For LED wall systems, this includes the full-white field test revealing dead modules, the full-black field test revealing ghost illumination, and the grey ramp test confirming that gamma calibration is applied evenly across all panels. Systems running Brompton Tessera processors or Novastar VX controllers will show calibration status in the processor’s monitoring interface — confirm that all modules are reporting calibrated status before accepting the visual check as complete.
Intercom and Communications Verification
Production intercom systems are the nervous system of the show, and their failure is catastrophic in ways that aren’t always obvious until a critical cue moment. Clear-Com Eclipse HX, RTS OMNEO, and Green-GO digital intercom all require verification of every key station, beltpack, and IFB circuit before the show. This check should include every program feed, every talk path, and every listen-only circuit — and it must be conducted with the actual production team, not a surrogate, because intercom issues that only manifest when a specific combination of stations is active simultaneously will not be found in a single-point check.

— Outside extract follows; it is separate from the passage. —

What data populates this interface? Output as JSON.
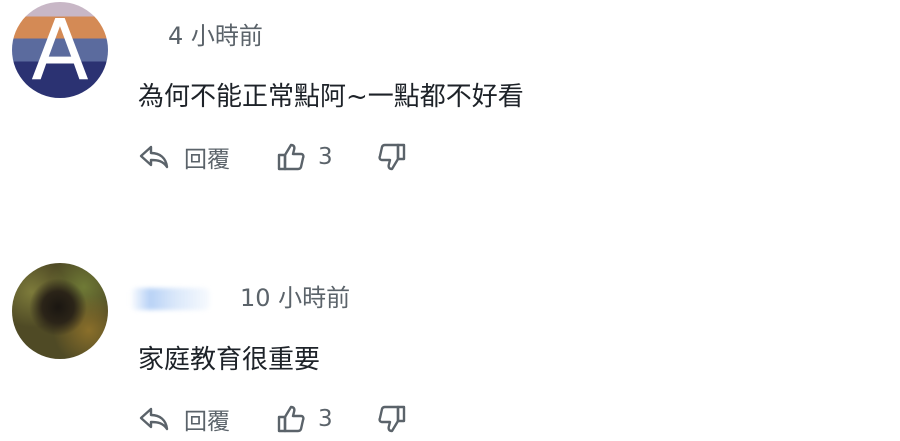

The Final Walk Before Doors
After the systematic protocol check is complete, the most experienced technical directors conduct a physical walk of the entire stage and FOH area — not looking at meters and screens, but looking at the physical system. Is every cable that should be connected actually connected? Are there any cables that have been disconnected during the last hour of rehearsal activity that haven’t been restored? Are any fixtures showing fault indicators that weren’t there during the light check? This walk is not a substitute for the protocol check — it is the final layer of quality assurance that catches the category of errors that protocol checks, by their nature, cannot: the physical change that happened after the check was completed. On every major production, it catches something. Every time.